It is hard to endure lengthy suffering, but the difficulty is greatly alleviated when we hear our Lord explaining the mystery in the case of the man born blind, whom God called to many years of pain for Jesus’ glory.
I once visited with a woman who was dying from uterine cancer. She was greatly distressed, but not only from her physical ailment. She explained to me that she had had an abortion when she was a young woman, and she was convinced that her disease was a direct consequence of that. In short, she believed cancer was the judgment of God on her.
The usual pastoral response to such an agonizing question from someone in the throes of death is to say the affliction is not a judgment of God for sin. But I had to be honest, so I told her that I did not know. Perhaps it was God’s judgment, but perhaps it was not. I cannot fathom the secret counsel of God or read the invisible hand of His providence, so I did not know why she was suffering. I did know, however, that whatever the reason for it, there was an answer for her guilt. We talked about the mercy of Christ and of the cross, and she died in faith.

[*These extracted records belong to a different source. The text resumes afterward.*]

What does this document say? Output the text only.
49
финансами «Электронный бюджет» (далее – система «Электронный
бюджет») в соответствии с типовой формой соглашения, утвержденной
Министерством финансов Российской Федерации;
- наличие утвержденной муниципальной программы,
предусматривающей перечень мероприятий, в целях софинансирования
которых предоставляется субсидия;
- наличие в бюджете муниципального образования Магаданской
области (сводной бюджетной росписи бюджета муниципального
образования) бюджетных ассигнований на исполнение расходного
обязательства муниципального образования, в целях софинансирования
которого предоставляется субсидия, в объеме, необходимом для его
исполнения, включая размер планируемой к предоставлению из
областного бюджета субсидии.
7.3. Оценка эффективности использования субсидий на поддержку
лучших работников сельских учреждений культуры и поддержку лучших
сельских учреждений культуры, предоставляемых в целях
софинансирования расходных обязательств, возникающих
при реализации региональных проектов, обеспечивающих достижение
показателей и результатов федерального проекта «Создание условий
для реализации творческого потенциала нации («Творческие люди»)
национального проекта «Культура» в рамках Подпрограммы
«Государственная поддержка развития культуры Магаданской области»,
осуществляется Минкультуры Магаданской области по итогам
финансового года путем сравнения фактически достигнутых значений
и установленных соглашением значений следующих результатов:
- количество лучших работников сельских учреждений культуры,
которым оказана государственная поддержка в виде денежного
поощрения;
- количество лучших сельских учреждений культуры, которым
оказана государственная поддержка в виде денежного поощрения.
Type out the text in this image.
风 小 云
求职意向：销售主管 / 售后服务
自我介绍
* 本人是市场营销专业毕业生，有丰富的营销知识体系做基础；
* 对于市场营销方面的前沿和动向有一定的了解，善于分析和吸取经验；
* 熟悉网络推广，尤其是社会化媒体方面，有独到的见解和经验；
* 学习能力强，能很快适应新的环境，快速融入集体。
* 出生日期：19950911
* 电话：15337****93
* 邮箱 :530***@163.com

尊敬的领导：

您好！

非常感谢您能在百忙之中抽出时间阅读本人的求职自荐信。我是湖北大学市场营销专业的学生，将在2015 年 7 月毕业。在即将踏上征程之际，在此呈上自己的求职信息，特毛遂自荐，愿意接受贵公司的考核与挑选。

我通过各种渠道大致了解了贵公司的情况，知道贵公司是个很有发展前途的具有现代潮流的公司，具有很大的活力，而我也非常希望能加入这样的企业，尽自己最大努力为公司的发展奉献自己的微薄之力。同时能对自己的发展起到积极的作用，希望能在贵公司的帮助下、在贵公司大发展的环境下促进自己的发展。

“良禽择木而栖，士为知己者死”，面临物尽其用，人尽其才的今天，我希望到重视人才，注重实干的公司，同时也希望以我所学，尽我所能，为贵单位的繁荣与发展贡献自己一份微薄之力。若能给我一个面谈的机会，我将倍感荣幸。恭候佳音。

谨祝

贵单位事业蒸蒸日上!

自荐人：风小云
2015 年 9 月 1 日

The question that woman raised is asked every day by people who are suffering affliction. It is addressed in one of the more difficult passages in the New Testament. In John 9, we read: “As he passed by, he saw a man blind from birth. And his disciples asked him, ‘Rabbi, who sinned, this man or his parents, that he was born blind?’ Jesus answered, ‘It was not that this man sinned, or his parents, but that the works of God might be displayed in him’” (vv. 1–3).
Why did Jesus’ disciples suppose that the root cause of this man’s blindness was his sin or his parents’ sin? They certainly had some basis for this assumption, for the Scriptures, from the account of the fall onward, make it clear that the reason suffering, disease, and death exist in this world is sin. The disciples were correct that somehow sin was involved in this man’s affliction. Also, there are examples in the Bible of God causing affliction because of specific sins. In ancient Israel, God afflicted Moses’ sister, Miriam, with leprosy because she questioned Moses’ role as God’s spokesman (Num. 12:1–10). Likewise, God took the life of the child born to Bathsheba as a result of David’s sin (2 Sam. 12:14–18). The child was punished, not because of anything the child did, but as a direct result of God’s judgment on David.